- Conservation officials in Indonesia have revealed that a wild Sumatran rhino planned for capture for a breeding program is a female, not a male.
- The rhino, named Pari, will join another female already at a breeding center in the Indonesian province on East Kalimantan.
- Female rhinos in captivity have been found to develop reproductive problems and infertility as a result of prolonged absence from a male, and conservationists fear this could happen to the rhino currently in captivity
- The Sumatran rhino is critically endangered, with fewer than 80 believed to be remaining in the wild.
SAMARINDA, Indonesia — A wild Sumatran rhino that conservation officials in Indonesia plan to catch next year for a captive-breeding program in Borneo has been identified as a female.
The news is important because Indonesia already has a female Sumatran rhino (Dicerorhinus sumatrensis) at its Kelian Lestari sanctuary in the Bornean province of East Kalimantan. The addition of another female would thus further delay efforts to naturally breed the female already in captivity, named Pahu. Female rhinos in captivity have been found to develop reproductive problems and infertility as a result of prolonged absence from a male, and conservationists fear this could happen to Pahu.
There are currently only three males in captivity, all of whom are all first-degree relatives living at another sanctuary in Way Kambas National Park on the island of Sumatra.
In early July officials announced that they had targeted a rhino for capture and named it Pari, but did not say whether it was female or male. Sunandar Trigunajasa, the head of the East Kalimantan conservation agency, confirmed recently to Mongabay that “Pari is a female rhino, and will accompany Pahu at the Kelian sanctuary.”
He added, “Even though rhinos are solitary animals, they still need a friend.”
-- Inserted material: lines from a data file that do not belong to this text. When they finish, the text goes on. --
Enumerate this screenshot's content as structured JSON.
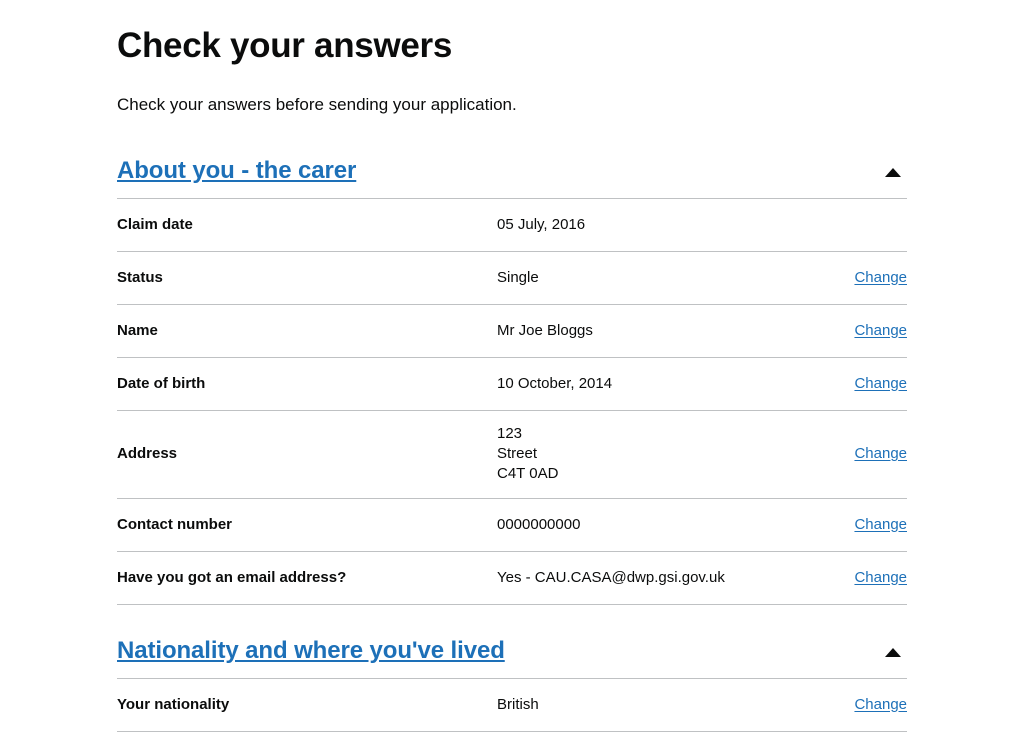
{
  "page": {
    "title": "Check your answers",
    "lede": "Check your answers before sending your application."
  },
  "icons": {
    "collapse": "triangle-up-icon"
  },
  "colors": {
    "link": "#1d70b8",
    "text": "#0b0c0c",
    "border": "#bfc1c3",
    "background": "#ffffff"
  },
  "change_label": "Change",
  "sections": [
    {
      "heading": "About you - the carer",
      "expanded": true,
      "rows": [
        {
          "key": "Claim date",
          "value": "05 July, 2016",
          "action": "",
          "tall": false
        },
        {
          "key": "Status",
          "value": "Single",
          "action": "Change",
          "tall": false
        },
        {
          "key": "Name",
          "value": "Mr Joe Bloggs",
          "action": "Change",
          "tall": false
        },
        {
          "key": "Date of birth",
          "value": "10 October, 2014",
          "action": "Change",
          "tall": false
        },
        {
          "key": "Address",
          "value": "123\nStreet\nC4T 0AD",
          "action": "Change",
          "tall": true
        },
        {
          "key": "Contact number",
          "value": "0000000000",
          "action": "Change",
          "tall": false
        },
        {
          "key": "Have you got an email address?",
          "value": "Yes - CAU.CASA@dwp.gsi.gov.uk",
          "action": "Change",
          "tall": false
        }
      ]
    },
    {
      "heading": "Nationality and where you've lived",
      "expanded": true,
      "rows": [
        {
          "key": "Your nationality",
          "value": "British",
          "action": "Change",
          "tall": false
        }
      ]
    }
  ]
}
Sunandar said his team would beef up protective measures for Pari in the wild until officials and experts could safely capture her. “East Kalimantan is still not COVID-19-free, but we can’t just stay put. We have to prepare Pari ahead of the translocation plan,” he said.
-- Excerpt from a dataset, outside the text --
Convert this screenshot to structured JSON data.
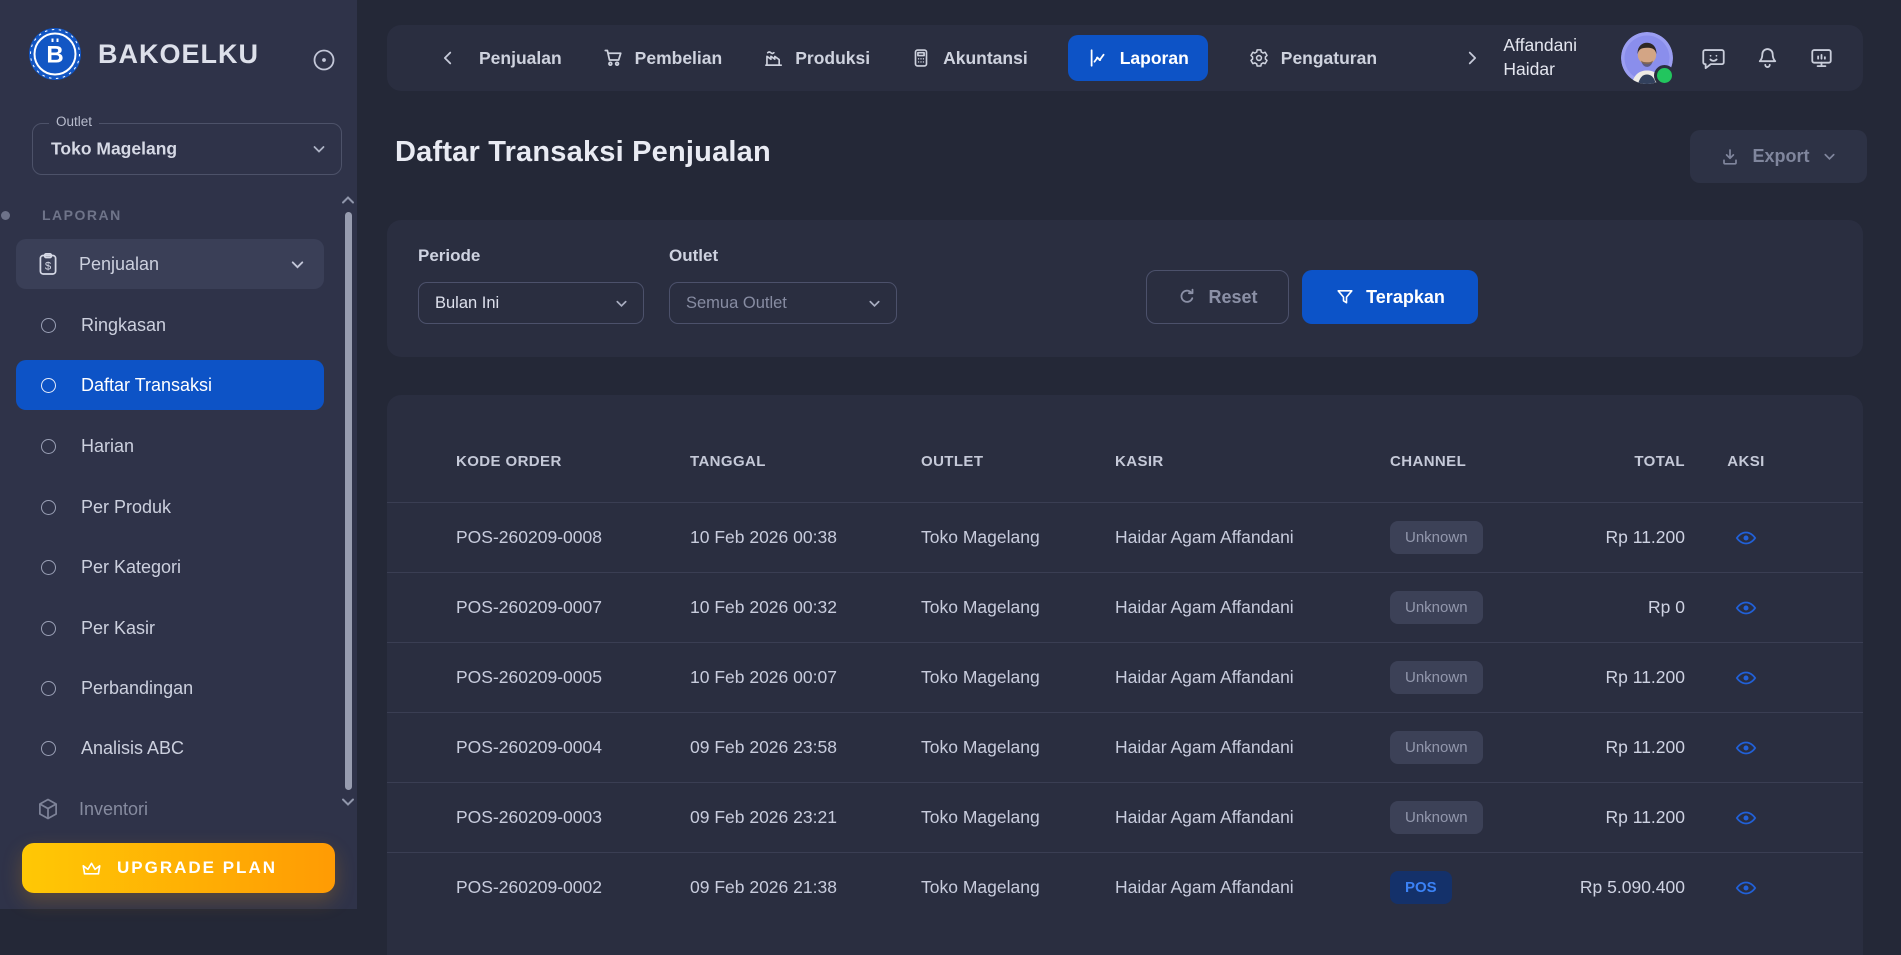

According to the government, Pari is one of three wild Sumatran rhinos that conservation experts and officials have identified and been monitoring in East Kalimantan. The species is critically endangered, with fewer than 80 believed to be remaining in the wild. Of those, fewer than 16 are believed to inhabit three known sites in Indonesian Borneo.
Removing a wild Sumatran rhino to a sanctuary requires stringent safety procedures to ensure the animal’s well-being. The first rhino caught in East Kalimantan, a female named Najaq, died within weeks of her capture in 2016, prompting criticism of poor management in the execution of the operation. However, the rhino is believed to have died from complications to an injury she sustained before being captured.
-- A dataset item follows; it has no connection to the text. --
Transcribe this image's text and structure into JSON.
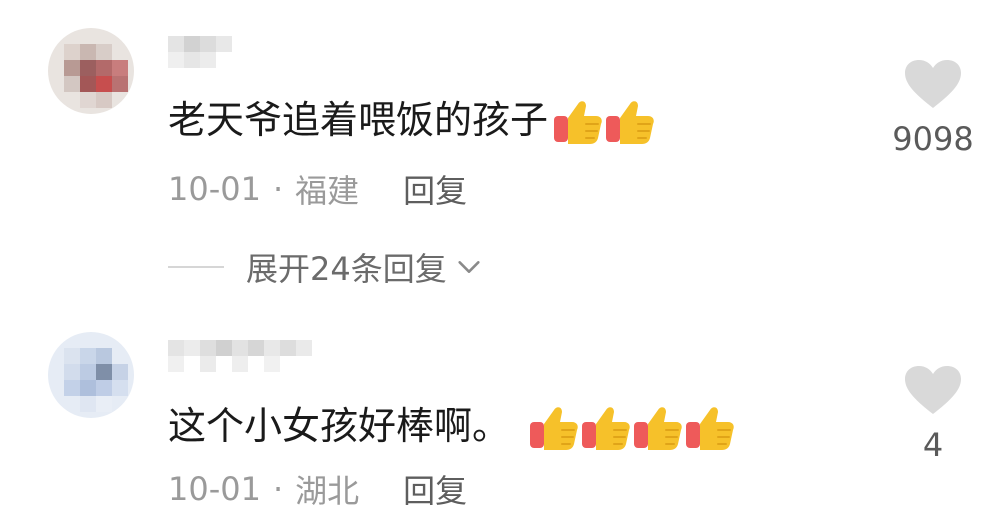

Conservation officials have characterized their mission of capturing Borneo’s last remaining wild rhinos as a way of saving the animals, given the rapid rate at which their habitat is being lost to oil palm plantations and coal mines. Pahu, captured in 2018, now lived in a high-security zone under constant monitoring by a group of veterinarians. She is also being prepared for both natural and artificial breeding attempts to produce rhino calves.
Sunandar said his team was working to gain more support from local communities and authorities in Mahakam Ulu district, where Pari is known to roam. Officials previously said the search for rhinos there had been hampered by locals who refuse to allow any rhinos captured in their area to be moved to the Kelian Lestari sanctuary. They have demanded authorities build another facility in the same area where the rhino is found and captured.
“Coordination is needed considering translocating Pari requires a lengthy and prudent preparation so that it’ll be successful,” Sunandar said.
The species has been driven to the edge of extinction by habitat loss, with Sumatra and Borneo losing vast swaths of forest to oil palm plantations and coal mines, as well as poaching. Now, with a dwindling number of rhinos scattered in fragmented pockets of forest, conservationists cite a low birth rate as the primary threat to Sumatran rhinos’ survival.